One morning some fishermen saw a shark, and no one dared to go in bathing for a few days. This great, savage, "man-eater" shark does not often come north of the Gulf of California. Sometimes small ones are caught with a hook and line off Catalina Island, and Tom was always glad to see such sea-tigers destroyed.

Of course the children did not want to go home, till at last Mrs. Ransom explained to them that in the ocean and bay near San Francisco there were odd fish and strange animals too. And so it turned out, for in a day's fishing over at Sausalito Tom caught many silver smelt and tomcod, with flat, ugly flounders, and a red, big-eyed rock-cod. The frightened boy almost fell out of the boat, too, when he pulled in a large sting-ray, or "stingaree," as the boatman called it. This queer three-sided fish, with a sharp, bony sting in its back, flopped round till the man cut the hook out, knocked its head till it was no longer able to bite, and threw it overboard. These rays have to be fenced out of the oyster-beds along the bay, since they have big mouths full of such strong teeth that they crush an oyster, shell and all, and destroy every one they can reach.

Oysters are grown in great quantities in the oyster-beds along the bay shore. The largest size, which are called "transplanted," are brought from the East as very small or baby oysters and dropped into shallow water, where they cling to rocks or brush-piles till grown.

Tom also caught a perch, and clinging to it as he drew in his line was a large, hard-shelled, long-clawed crab. Tom put the crab in the basket, knowing well what delicious white meat was in the fellow's legs and back.

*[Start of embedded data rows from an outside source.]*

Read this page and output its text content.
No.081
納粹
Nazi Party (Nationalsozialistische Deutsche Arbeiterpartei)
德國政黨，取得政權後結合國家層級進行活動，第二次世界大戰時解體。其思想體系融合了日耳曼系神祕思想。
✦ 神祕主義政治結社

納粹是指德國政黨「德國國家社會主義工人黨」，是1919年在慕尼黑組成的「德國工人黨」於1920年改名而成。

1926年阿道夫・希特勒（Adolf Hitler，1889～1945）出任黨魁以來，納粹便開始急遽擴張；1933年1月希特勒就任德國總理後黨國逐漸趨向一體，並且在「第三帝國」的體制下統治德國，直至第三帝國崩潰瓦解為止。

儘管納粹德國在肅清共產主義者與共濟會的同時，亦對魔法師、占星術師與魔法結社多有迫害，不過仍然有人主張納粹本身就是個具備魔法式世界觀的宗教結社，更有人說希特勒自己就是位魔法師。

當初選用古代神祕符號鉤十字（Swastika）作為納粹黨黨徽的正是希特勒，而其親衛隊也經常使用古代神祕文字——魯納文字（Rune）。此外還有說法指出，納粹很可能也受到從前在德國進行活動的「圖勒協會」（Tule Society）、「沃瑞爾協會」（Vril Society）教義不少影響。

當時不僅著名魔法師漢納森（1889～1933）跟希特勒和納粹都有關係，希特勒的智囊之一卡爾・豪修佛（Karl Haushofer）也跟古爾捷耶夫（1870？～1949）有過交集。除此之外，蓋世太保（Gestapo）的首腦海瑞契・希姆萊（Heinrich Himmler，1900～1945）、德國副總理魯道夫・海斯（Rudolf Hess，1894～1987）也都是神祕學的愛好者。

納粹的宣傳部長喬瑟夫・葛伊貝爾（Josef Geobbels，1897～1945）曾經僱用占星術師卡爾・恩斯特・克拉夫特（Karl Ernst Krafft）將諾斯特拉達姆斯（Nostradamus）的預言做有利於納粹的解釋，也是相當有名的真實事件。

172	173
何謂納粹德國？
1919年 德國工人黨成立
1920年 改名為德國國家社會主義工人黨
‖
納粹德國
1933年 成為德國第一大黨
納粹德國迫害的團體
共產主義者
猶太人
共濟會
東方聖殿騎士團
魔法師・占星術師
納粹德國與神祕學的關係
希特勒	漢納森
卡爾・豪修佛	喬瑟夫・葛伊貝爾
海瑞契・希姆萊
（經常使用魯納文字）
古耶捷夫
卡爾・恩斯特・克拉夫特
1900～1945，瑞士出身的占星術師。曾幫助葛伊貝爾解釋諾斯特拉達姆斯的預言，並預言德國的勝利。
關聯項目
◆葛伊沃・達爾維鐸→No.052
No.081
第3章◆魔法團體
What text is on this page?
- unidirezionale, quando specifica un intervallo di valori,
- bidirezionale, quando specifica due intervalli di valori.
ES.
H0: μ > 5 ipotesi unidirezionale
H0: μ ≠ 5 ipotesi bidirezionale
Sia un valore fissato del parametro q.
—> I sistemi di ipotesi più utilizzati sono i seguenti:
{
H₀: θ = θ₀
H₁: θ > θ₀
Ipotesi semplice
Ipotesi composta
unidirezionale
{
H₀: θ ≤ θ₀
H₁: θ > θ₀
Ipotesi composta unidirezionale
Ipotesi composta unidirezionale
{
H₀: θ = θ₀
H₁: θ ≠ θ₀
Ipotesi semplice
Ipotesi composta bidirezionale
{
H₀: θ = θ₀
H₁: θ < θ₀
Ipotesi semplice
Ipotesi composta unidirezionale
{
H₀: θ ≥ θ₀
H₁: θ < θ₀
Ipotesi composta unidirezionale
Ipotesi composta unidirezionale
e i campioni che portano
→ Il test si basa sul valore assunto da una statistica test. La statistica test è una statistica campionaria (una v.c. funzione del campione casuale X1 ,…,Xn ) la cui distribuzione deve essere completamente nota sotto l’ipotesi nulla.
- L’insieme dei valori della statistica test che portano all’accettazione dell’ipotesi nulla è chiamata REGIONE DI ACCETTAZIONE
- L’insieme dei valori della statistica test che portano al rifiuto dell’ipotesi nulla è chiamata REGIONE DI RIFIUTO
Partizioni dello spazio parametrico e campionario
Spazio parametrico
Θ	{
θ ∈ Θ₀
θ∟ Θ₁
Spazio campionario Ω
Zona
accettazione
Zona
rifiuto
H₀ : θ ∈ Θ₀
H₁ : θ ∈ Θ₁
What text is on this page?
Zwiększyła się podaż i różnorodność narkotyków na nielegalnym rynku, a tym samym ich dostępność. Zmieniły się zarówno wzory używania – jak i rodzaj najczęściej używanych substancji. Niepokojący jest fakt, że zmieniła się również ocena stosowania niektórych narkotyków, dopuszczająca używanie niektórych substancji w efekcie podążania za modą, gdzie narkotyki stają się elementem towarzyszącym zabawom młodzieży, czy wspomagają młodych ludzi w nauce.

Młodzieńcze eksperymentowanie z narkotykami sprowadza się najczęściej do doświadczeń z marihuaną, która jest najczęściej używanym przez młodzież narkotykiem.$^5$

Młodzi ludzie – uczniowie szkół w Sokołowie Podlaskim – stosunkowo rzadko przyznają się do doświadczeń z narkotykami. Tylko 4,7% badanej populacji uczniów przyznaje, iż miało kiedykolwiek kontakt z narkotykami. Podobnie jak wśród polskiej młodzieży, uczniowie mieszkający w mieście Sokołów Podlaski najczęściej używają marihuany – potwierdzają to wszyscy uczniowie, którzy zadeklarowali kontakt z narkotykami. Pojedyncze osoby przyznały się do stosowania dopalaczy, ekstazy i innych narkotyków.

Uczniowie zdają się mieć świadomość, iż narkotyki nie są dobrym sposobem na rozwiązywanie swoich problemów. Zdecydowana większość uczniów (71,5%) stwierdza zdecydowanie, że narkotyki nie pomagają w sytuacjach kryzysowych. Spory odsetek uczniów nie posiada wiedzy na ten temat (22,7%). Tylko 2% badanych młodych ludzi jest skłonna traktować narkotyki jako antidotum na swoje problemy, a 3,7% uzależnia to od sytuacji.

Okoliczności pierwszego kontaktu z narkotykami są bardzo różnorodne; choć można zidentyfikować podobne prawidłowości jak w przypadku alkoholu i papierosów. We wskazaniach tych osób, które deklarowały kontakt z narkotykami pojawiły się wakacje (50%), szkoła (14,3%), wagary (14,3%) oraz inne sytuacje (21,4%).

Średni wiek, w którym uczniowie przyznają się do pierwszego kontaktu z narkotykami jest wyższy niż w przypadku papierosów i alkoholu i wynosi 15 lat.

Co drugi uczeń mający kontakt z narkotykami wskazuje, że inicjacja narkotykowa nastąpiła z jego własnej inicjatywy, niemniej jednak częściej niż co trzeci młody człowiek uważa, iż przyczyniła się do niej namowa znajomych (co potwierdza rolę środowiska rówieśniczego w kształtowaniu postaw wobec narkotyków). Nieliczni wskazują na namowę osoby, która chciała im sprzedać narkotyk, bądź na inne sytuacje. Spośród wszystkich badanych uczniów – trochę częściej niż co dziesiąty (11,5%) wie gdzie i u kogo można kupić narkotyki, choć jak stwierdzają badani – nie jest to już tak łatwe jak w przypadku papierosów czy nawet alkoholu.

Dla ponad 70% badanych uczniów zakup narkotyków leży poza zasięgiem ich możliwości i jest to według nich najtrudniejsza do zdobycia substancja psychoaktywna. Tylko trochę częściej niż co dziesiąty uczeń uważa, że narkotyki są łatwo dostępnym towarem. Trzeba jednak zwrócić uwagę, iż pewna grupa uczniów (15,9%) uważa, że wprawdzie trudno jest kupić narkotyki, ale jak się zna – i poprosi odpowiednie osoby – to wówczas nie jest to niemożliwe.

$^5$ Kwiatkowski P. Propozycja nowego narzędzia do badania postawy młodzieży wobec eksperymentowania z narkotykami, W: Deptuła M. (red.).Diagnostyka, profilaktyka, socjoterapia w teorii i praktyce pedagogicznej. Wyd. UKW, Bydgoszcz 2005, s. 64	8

Clams that burrow deep in the mud and may be found at low tide, by digging where their tell-tale bubble of air arises, and the odd shrimps, so good to eat, the children already knew about. Chinese fishermen catch shrimps in nets, dry them on the hillsides, and send both dry meat and shells to China. They dry the meat of the abalone also, and use the beautiful shells, which you have no doubt seen, for carving into curios, or making into jewellery.

A salt-water creature very destructive to shipping and the wharves is the teredo, or ship-worm. This brown inch-long worm lives in wood that is always under water, such as the bottoms of ships and the round piles you see at the wharves. He hollows or bores out winding tunnels in the wood with the sharp edge of his shell until the piles crumble to pieces. This small animal would finally destroy the largest wooden ship if sheets of copper were not put on the sides and keel to protect it.

TROUT FROM LAKE TAHOE.
Click photo to see full-sized.

When Retta saw Tom's basket of fish she said, "Well, I think the fresh-water fishes much prettier. I am sure the rainbow and Dolly Varden trout with their bright-colored spots, which we saw up in the Truckee River and the mountain lakes last summer, were better to look at and to eat than these sea monsters." Tom laughed and said, "Oh, that was because you helped to catch some of those. Do you remember the big black-spotted trout we saw in Lake Tahoe? And the little speckled fellows we caught in that clear creek in the redwoods, and how we wrapped them in wet paper and cooked them at our camp-fire? I wish we could go up to the McCloud River, though, and see the baby trout in the fish hatchery there."

So their mother told them that the tiny trout eggs were kept in troughs with clear, cold water running over them till they hatched out. Then the little things, not half as long as a pin, were placed in large tin cans and sent to stock brooks and lakes, and in a year or so they grew big enough to catch.

The most valuable of our food-fishes is the salmon, a large silvery-sided salt-water fish that takes fresh-water journeys too. For they swim up the rivers every year to lay their eggs in the clear, cold streams, knowing, perhaps, that the salmon-fry, as the young are called, will have fewer enemies away from the ocean. The salmon go over a hundred miles up to the McCloud River to spawn, and will jump or leap up small falls or rapids in their way. Indians spear many of them, but a number go back to the ocean again. Thousands and thousands of ocean salmon are caught along the northern coast and taken to the canneries. There the fish are put into cans and cooked, and when sealed up are sent all over the world. California salmon is eaten from Iceland to India, and its preparation and sale give employment to many people.